Pokusa, żeby rola rządów w gospodarce była trwale większa, bierze się też ze środowiska niskich stóp procentowych. Już przed pandemią takie instytucje, jak Międzynarodowy Fundusz Walutowy, które jeszcze dekadę temu opowiadały się za liberalizacją gospodarek, przyznawały, że w warunkach niemrawego wzrostu inwestycji prywatnych i niskiego oprocentowania długu publicznego istnieje przestrzeń do zwiększenia inwestycji publicznych. Wydaje się, że istnieją okazje inwestycyjne, których rynek nie wykorzystuje, robiąc miejsce rządom.
W historii widać cykle, w ramach których wiara w sprawczość rządów naprzemiennie wraca i wyparowuje. Przykładowo, w połowie XIX w. silne było przekonanie, że państwo ma siłę sprawczą, ale epizody hiperinflacji i inne problemy to przekonanie podkopały. Później wybuchł wielki kryzys, a wkrótce potem wojna, i znów wróciło zaufanie do rządów. Zwątpienie w efektywność mechanizmu rynkowego można wyczytać u tak wybitnych intelektualistów tego okresu, jak John M. Keynes, Karl Polanyi czy pochodzący z Polski Paul Rosenstein-Rodan. W tym okresie to zwątpienie było powszechne również w Polsce. Dobrą ilustracją jest biografia Włodzimierza Brusa, który stracił wiarę w mechanizmy rynkowe, a później został komunistą. Brus przed II wojną światową widział fabryki, których moce wytwórcze nie były wykorzystywane, oraz masy bezrobotnych robotników. Wydawało się, że koordynacja rynkowa zawiodła i nie umożliwiała wykorzystania tych zasobów, by dać zatrudnienie i produkować. To zwątpienie wiązało się nie tylko z lewicowym światopoglądem. Nieobce było też przedstawicielom politycznego centrum, choćby Eugeniuszowi Kwiatkowskiemu czy Stefanowi Starzyńskiemu, a także przedstawicielom środowisk konserwatywnych i nacjonalistycznych.

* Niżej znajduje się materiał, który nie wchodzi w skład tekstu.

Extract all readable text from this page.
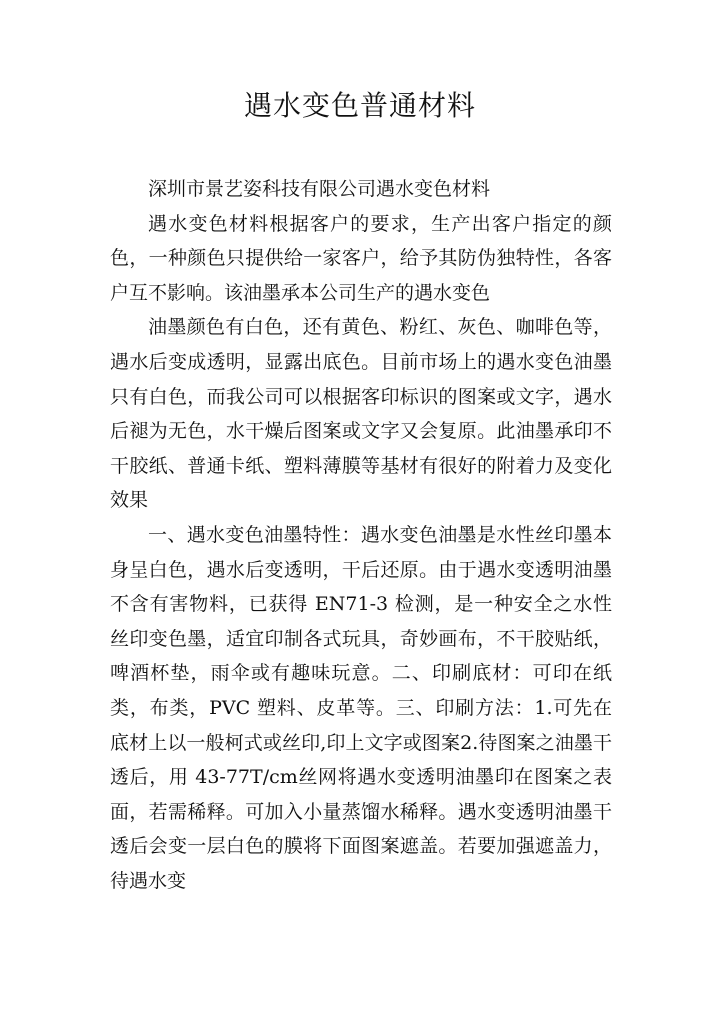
遇水变色普通材料

深圳市景艺姿科技有限公司遇水变色材料

遇水变色材料根据客户的要求，生产出客户指定的颜色，一种颜色只提供给一家客户，给予其防伪独特性，各客户互不影响。该油墨承本公司生产的遇水变色

油墨颜色有白色，还有黄色、粉红、灰色、咖啡色等，遇水后变成透明，显露出底色。目前市场上的遇水变色油墨只有白色，而我公司可以根据客印标识的图案或文字，遇水后褪为无色，水干燥后图案或文字又会复原。此油墨承印不干胶纸、普通卡纸、塑料薄膜等基材有很好的附着力及变化效果

一、遇水变色油墨特性：遇水变色油墨是水性丝印墨本身呈白色，遇水后变透明，干后还原。由于遇水变透明油墨不含有害物料，已获得 EN71-3 检测，是一种安全之水性丝印变色墨，适宜印制各式玩具，奇妙画布，不干胶贴纸，啤酒杯垫，雨伞或有趣味玩意。二、印刷底材：可印在纸类，布类，PVC 塑料、皮革等。三、印刷方法：1.可先在底材上以一般柯式或丝印,印上文字或图案2.待图案之油墨干透后，用 43-77T/cm丝网将遇水变透明油墨印在图案之表面，若需稀释。可加入小量蒸馏水稀释。遇水变透明油墨干透后会变一层白色的膜将下面图案遮盖。若要加强遮盖力，待遇水变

Na Zachodzie poglądy interwencjonistyczne i etatystyczne były obecne w głównym nurcie ekonomii do lat 70. XX w., czyli do okresu stagflacji. Wtedy okazało się, że tani pieniądz był dla polityków nadmierną pokusą, zwłaszcza w krajach peryferyjnych. W latach 80. XX w. doszło do intelektualnego zwrotu ku liberalizmowi. Dziś pamiętamy to jako czasy Ronalda Reagana i Margaret Thatcher. W Polsce ten cykl w okresie PRL-u był przytłumiony, ale też był widoczny. Proszę zauważyć, że jeszcze w okresie pierwszej Solidarności postulatów liberalnych wśród ekonomistów opozycyjnych praktycznie nie było, ale już na przełomie lat 80. i 90. XX w. były dominujące. Porażka państwa była ewidentna, a recepta liberalna narzucała się sama. Teraz, być może od kryzysu finansowego z lat 2008–2009, znowu zmalało zaufanie do rynku. Ale i rządy nas w końcu znów zawiodą. Fundamentalnym problemem państw jest bowiem to, co dawno temu opisał Hayek: rozproszone decyzje są bardziej efektywne, uwzględniają więcej informacji niż decyzje scentralizowane. Postęp w zakresie ewaluacji polityk publicznych trochę ten problem łagodzi, ale go nie rozwiązuje.